Só assassinato é quebra de decoro na Câmara?
Diga-me quem cassas e te direi quem és. O Conselho de Ética da Câmara atravessou um tumultuado 2023 sem punir sequer um deputado. Foram arquivados 21 processos, e outros oito requerimentos...
O Conselho de Ética da Câmara atravessou um tumultuado 2023 sem punir sequer um deputado. Foram arquivados 21 processos, e outros oito requerimentos por quebra de decoro vão para 2024 aguardando relator, segundo levantamento do jornal O Globo.
Reportagem de capa da edição de Crusoé publicada em 26 de maio (assista à versão em vídeo ao fim deste texto) tratou do desafio do Conselho de Ética numa legislatura eleita como nunca à base dos cliques de rede social. Ao longo do ano, o colegiado que deveria zelar pelo decoro dos parlamentares não surpreendeu quem não esperava nada mesmo dele.

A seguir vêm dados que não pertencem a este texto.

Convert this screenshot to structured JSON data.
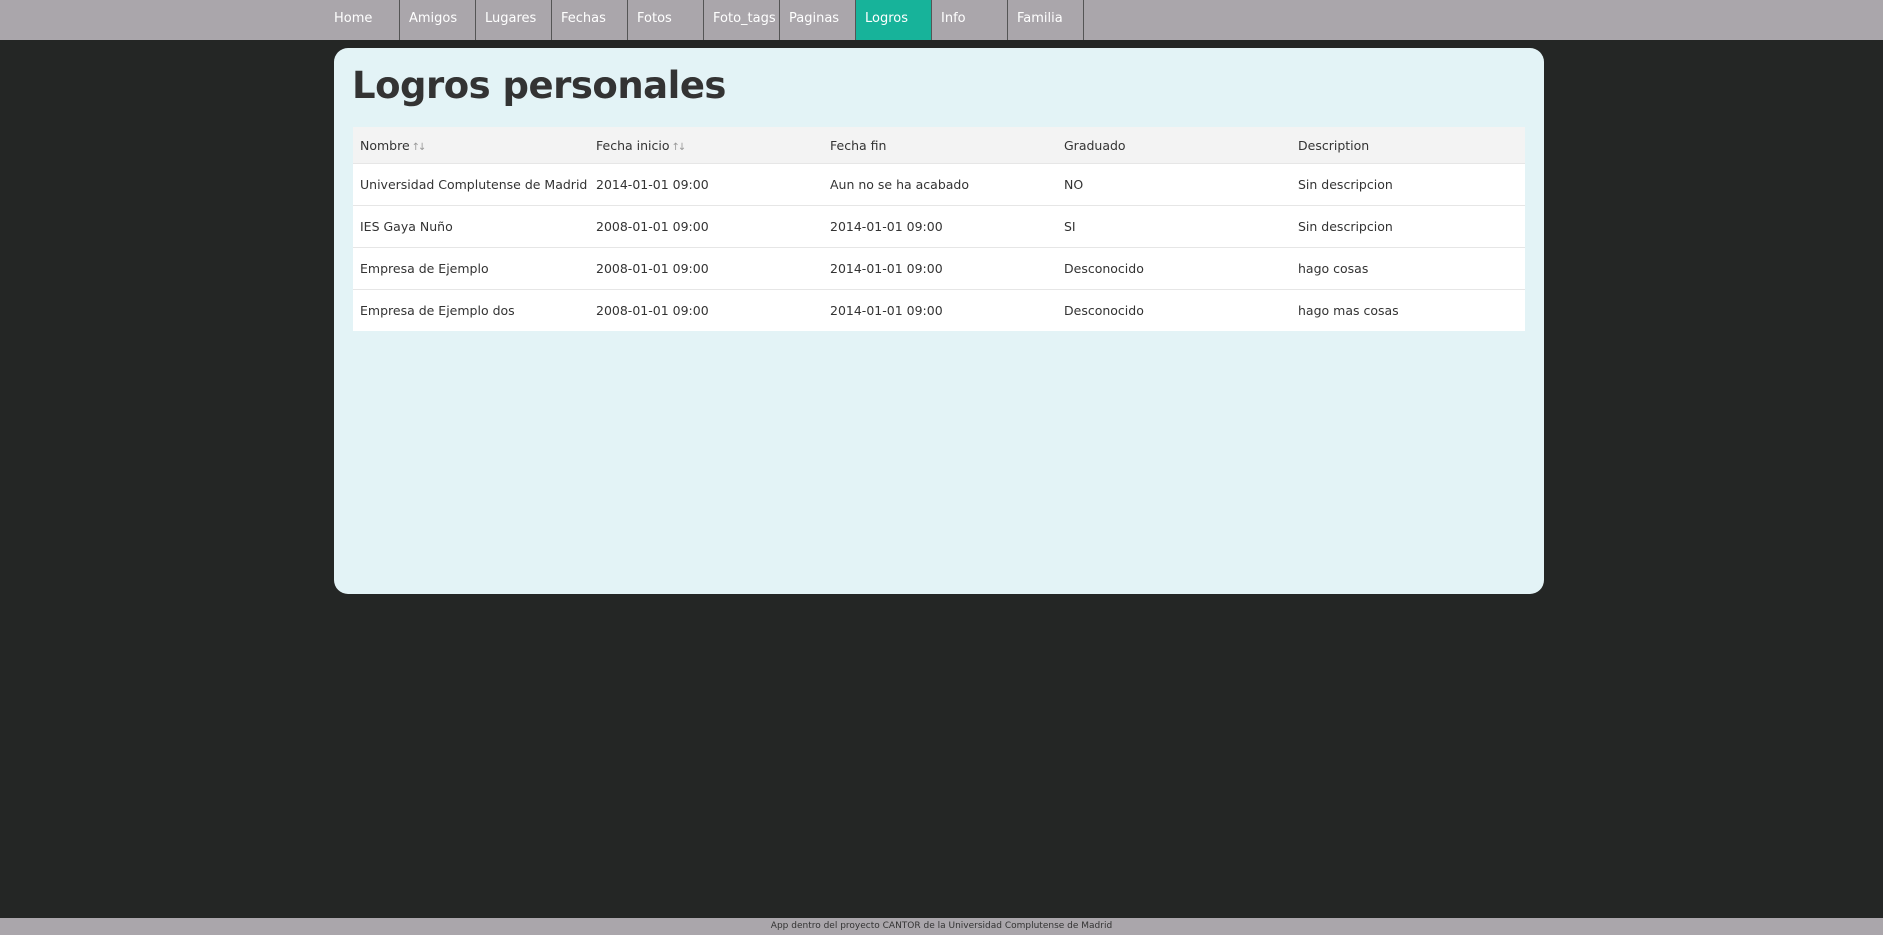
{
  "nav": {
    "items": [
      {
        "label": "Home"
      },
      {
        "label": "Amigos"
      },
      {
        "label": "Lugares"
      },
      {
        "label": "Fechas"
      },
      {
        "label": "Fotos"
      },
      {
        "label": "Foto_tags"
      },
      {
        "label": "Paginas"
      },
      {
        "label": "Logros"
      },
      {
        "label": "Info"
      },
      {
        "label": "Familia"
      }
    ],
    "active": "Logros",
    "active_color": "#17b39a",
    "bar_color": "#aaa6ab"
  },
  "page": {
    "title": "Logros personales",
    "panel_color": "#e3f3f6",
    "background_color": "#242625"
  },
  "table": {
    "headers": [
      "Nombre",
      "Fecha inicio",
      "Fecha fin",
      "Graduado",
      "Description"
    ],
    "sortable_icon": "sort-arrows-icon",
    "rows": [
      [
        "Universidad Complutense de Madrid",
        "2014-01-01 09:00",
        "Aun no se ha acabado",
        "NO",
        "Sin descripcion"
      ],
      [
        "IES Gaya Nuño",
        "2008-01-01 09:00",
        "2014-01-01 09:00",
        "SI",
        "Sin descripcion"
      ],
      [
        "Empresa de Ejemplo",
        "2008-01-01 09:00",
        "2014-01-01 09:00",
        "Desconocido",
        "hago cosas"
      ],
      [
        "Empresa de Ejemplo dos",
        "2008-01-01 09:00",
        "2014-01-01 09:00",
        "Desconocido",
        "hago mas cosas"
      ]
    ]
  },
  "footer": {
    "text": "App dentro del proyecto CANTOR de la Universidad Complutense de Madrid"
  }
}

Neste ano, uma deputada disse a um colega para “tomar no cu” durante audiência. Outro foi acusado por opositora de importunação sexual, por encostar o rosto em seus cabelos durante discussão acalorada. Um terceiro parlamentar partiu para cima de um adversário por considerar que ele maculou a honra de seu pai.
A ausência de qualquer punição — nem sequer uma advertência formal — levou ao que, diante desse animado histórico, parece uma consequência natural: o ano legislativo foi fechado com um tapa na cara em plenário.
A última deputada punida exemplarmente pelo Conselho de Ética da Câmara, e após muita relutância, foi Flordelis (foto), cassada em 2021 após ser acusada formalmente de tramar a morte do próprio marido. Ela foi condenada a 50 anos de prisão no ano seguinte.
Até que o colegiado, presidido hoje por Leur Lomanto Jr. (União-BA), puna de forma contundente um comportamento menos grave que o assassinato, o homicídio será a régua do decoro parlamentar na Câmara.
O tapa na cara e a rachadinha
Há dois casos emblemáticos no horizonte. O tapa de Washington Quaquá (PT-RJ) em Messias Donato (Republicanos-ES) durante a sessão de promulgação da reforma tributária e a acusação de rachadinha contra André Janones (Avante-MG), alimentada por gravações em que o próprio deputado sugere a adoção do esquema aos subordinados.
O Conselho de Ética pode dizer, como se alegou no caso de Flordelis, que Janones não foi condenado em última instância e que, portanto, cassar seu mandato ou puni-lo de outra forma seria precipitado e injusto. Pode-se optar, também, por acolher a explicação de Quaquá, de que reagiu a outra agressão.
Se isso ocorrer, essa será a Câmara que aceita conviver com tapas na cara e deputados defensores de rachadinha.
Quem define os limites do decoro — e de quanto respeito merece do cidadão brasileiro — é a própria Câmara.